Jumping (into) the Turnstile (Data)

This blogpost marks the completion of my first week at data science bootcamp. In our first week, we were assigned a group project to use NYC MTA turnstile data to approximate the best times of day and locations for an engagement street team to be placed.

The approach to the project was very open-ended, which meant I made a lot of useful mistakes.


EDUCATIONAL MISTAKE #1 - I tried to transform data before really looking at it

When I first started the project, I downloaded the data and immediately started trying to do operations on it. I knew that cleaning data and exploring it beforehand are important - but surely the MTA cleaned their data and made it ready for easy public use before publishing it?

I spent four hours figuring out how to filter data, making subsets, aggregating, and converting datatypes before I ever did a single .describe( ). The second I did, I saw that column names had whitespace, counts were randomly negative every once in a while, and there were a ton of strange outlier data points. 

Not only did I jump into working with unexplored data, I spent barely any time reading the documentation accompanying the data and explaining the different columns. Sure, it seemed a bit strange that there seemed to be billions of people walking through a single turnstile in a week, but New York has a lot of people, right? (oh, those numbers are cumulative? Ohhhhhh..... oh.)

So, after an especially conscientious classmate came over to ask me how I was dealing with the cumulative data, I actually looked at descriptions of the data. And then I remembered the lecture we'd had about exploratory data analysis, and the notes I'd taken about the kinds of things you do before working with data.
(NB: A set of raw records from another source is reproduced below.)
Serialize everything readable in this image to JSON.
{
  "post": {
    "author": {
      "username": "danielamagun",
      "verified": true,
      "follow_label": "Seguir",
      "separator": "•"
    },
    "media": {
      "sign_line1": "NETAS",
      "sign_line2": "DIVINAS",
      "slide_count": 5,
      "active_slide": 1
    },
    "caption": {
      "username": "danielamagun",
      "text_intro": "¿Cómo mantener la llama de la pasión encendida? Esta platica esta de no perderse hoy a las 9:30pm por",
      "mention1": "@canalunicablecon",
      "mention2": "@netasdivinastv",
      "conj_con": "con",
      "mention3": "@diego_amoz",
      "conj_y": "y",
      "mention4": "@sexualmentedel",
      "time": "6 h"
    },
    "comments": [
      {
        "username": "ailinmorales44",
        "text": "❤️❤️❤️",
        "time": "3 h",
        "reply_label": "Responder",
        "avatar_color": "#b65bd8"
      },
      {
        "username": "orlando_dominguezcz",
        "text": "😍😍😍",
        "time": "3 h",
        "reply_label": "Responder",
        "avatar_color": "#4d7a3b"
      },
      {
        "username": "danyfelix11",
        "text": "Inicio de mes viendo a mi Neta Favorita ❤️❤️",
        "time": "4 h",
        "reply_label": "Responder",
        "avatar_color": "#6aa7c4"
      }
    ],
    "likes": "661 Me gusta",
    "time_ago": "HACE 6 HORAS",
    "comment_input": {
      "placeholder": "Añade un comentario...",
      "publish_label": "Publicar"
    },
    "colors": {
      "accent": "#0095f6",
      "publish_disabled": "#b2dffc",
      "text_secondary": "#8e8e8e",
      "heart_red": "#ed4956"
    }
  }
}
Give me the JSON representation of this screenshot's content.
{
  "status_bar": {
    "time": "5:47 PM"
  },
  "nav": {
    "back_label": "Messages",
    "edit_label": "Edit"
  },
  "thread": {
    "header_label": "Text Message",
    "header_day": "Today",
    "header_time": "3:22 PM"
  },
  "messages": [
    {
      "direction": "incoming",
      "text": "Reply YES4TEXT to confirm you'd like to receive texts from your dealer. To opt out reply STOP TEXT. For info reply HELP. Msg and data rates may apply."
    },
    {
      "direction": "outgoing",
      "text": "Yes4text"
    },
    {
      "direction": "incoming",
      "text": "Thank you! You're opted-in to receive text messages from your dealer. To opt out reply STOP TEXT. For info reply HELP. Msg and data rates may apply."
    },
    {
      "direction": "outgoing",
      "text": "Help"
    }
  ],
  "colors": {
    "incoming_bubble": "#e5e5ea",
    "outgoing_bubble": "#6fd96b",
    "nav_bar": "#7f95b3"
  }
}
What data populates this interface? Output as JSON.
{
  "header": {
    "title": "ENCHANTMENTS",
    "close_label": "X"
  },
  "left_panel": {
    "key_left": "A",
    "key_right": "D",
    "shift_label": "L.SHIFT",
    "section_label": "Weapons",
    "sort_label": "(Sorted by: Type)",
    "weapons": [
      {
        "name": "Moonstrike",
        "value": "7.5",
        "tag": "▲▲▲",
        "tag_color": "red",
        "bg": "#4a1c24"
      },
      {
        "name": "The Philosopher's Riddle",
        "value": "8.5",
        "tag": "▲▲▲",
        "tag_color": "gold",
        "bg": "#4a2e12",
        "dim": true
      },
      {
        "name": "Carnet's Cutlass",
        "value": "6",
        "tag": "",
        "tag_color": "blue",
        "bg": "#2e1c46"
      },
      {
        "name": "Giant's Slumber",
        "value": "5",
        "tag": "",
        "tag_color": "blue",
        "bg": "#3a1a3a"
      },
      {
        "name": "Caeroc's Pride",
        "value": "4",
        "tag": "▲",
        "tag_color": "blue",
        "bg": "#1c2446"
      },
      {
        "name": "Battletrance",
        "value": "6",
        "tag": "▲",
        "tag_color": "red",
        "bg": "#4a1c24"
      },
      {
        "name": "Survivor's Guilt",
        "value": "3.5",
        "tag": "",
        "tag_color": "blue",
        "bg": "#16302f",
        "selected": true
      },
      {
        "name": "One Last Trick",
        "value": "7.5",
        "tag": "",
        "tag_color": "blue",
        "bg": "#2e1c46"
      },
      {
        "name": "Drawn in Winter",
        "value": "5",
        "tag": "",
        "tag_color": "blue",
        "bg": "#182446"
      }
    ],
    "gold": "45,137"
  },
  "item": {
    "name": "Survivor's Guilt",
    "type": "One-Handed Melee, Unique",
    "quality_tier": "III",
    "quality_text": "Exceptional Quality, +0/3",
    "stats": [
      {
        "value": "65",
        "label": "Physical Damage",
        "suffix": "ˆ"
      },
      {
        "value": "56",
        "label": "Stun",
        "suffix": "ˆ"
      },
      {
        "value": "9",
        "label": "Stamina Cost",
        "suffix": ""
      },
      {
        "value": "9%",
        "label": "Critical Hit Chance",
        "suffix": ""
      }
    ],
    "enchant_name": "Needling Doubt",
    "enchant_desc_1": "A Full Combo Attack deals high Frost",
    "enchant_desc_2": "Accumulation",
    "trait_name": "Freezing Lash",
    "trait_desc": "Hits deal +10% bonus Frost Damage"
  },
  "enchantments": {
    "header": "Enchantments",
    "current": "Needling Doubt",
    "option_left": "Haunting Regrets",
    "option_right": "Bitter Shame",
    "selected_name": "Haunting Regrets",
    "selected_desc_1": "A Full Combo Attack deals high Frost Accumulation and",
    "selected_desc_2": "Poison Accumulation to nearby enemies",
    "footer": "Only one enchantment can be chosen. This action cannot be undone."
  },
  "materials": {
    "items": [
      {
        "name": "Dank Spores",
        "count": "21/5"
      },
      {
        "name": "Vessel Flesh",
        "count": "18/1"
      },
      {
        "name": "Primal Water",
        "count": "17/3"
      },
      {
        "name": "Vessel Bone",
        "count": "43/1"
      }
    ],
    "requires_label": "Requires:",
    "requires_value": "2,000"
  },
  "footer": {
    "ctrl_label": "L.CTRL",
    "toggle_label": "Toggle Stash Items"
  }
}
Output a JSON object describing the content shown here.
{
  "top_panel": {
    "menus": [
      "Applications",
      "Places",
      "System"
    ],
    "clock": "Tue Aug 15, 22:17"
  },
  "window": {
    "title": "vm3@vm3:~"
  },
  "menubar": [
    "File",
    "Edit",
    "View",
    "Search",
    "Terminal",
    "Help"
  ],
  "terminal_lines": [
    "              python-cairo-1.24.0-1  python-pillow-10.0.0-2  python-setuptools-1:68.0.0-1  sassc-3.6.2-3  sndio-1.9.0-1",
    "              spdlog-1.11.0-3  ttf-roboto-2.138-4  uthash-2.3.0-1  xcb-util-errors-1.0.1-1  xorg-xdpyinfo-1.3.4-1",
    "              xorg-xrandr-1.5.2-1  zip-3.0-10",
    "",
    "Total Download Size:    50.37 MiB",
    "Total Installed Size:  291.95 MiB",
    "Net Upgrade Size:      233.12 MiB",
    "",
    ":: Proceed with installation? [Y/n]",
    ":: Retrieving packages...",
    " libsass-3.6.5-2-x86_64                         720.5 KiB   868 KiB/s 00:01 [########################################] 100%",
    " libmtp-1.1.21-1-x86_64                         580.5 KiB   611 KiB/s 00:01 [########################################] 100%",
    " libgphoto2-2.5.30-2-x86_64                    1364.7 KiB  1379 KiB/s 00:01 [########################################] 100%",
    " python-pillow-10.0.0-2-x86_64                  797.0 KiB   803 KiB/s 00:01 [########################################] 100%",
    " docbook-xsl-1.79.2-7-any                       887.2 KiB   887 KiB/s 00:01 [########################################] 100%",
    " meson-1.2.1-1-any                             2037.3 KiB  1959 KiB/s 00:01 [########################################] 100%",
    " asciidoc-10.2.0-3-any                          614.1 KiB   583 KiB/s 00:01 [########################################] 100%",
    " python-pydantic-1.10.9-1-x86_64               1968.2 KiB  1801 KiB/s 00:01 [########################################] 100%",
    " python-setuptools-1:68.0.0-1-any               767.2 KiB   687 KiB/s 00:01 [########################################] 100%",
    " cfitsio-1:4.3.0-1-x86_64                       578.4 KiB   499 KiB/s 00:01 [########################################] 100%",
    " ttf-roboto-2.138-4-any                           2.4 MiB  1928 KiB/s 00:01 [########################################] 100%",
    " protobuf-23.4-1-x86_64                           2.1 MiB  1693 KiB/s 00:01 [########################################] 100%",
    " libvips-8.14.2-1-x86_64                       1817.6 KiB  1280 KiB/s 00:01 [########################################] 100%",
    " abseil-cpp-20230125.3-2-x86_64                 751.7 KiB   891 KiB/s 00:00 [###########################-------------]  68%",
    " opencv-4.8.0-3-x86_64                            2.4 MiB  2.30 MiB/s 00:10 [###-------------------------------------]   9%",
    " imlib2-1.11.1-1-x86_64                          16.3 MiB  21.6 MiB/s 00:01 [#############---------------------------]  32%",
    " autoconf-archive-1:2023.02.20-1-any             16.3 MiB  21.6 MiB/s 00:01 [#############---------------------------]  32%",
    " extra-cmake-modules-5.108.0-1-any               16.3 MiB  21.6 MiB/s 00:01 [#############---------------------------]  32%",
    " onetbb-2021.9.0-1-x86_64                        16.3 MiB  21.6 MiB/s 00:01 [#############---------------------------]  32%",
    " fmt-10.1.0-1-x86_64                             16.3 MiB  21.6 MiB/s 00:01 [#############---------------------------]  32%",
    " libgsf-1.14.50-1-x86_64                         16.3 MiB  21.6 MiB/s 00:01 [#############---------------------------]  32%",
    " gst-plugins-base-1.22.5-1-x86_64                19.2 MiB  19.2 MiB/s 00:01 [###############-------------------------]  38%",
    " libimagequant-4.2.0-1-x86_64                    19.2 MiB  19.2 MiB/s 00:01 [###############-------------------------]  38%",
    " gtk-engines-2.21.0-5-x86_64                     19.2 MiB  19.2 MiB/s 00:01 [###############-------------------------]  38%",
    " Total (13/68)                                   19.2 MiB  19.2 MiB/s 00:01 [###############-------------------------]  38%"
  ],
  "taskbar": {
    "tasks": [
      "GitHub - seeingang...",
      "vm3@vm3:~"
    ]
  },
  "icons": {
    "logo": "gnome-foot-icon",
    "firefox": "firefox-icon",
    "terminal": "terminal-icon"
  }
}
And I felt very embarrassed. But research has indicated that memories associated with pain and negativity can be more easily accessible than positive memories, so I'm going to assume this means great things for my future explorations.


EDUCATIONAL MISTAKE #2 - Stopping as soon as it works: aesthetics gtfo

The graph above was the first graph featured in my group's eventual presentation, made by me. Too many stations, too many unnecessary colors, station names left in their column heading shorthand.... it's a mess.

Look, I am not unfamiliar with visual communication. I'd argue I have 8 years of experience as a science teacher trying to distill complex topics into the cleanest, clearest presentation possible. BUT - when I'm coding - I spend so much time wrestling with errors and typos and problems I don't understand.... and so when I finally get some decent graphical output, my reaction is "IT WORKED! I'm a genius!!!! I deserve a snack. What's next?" and it doesn't really occur to me that a few quick changes will make my hard work significantly more legible.



One week down, many more (great) mistakes to come!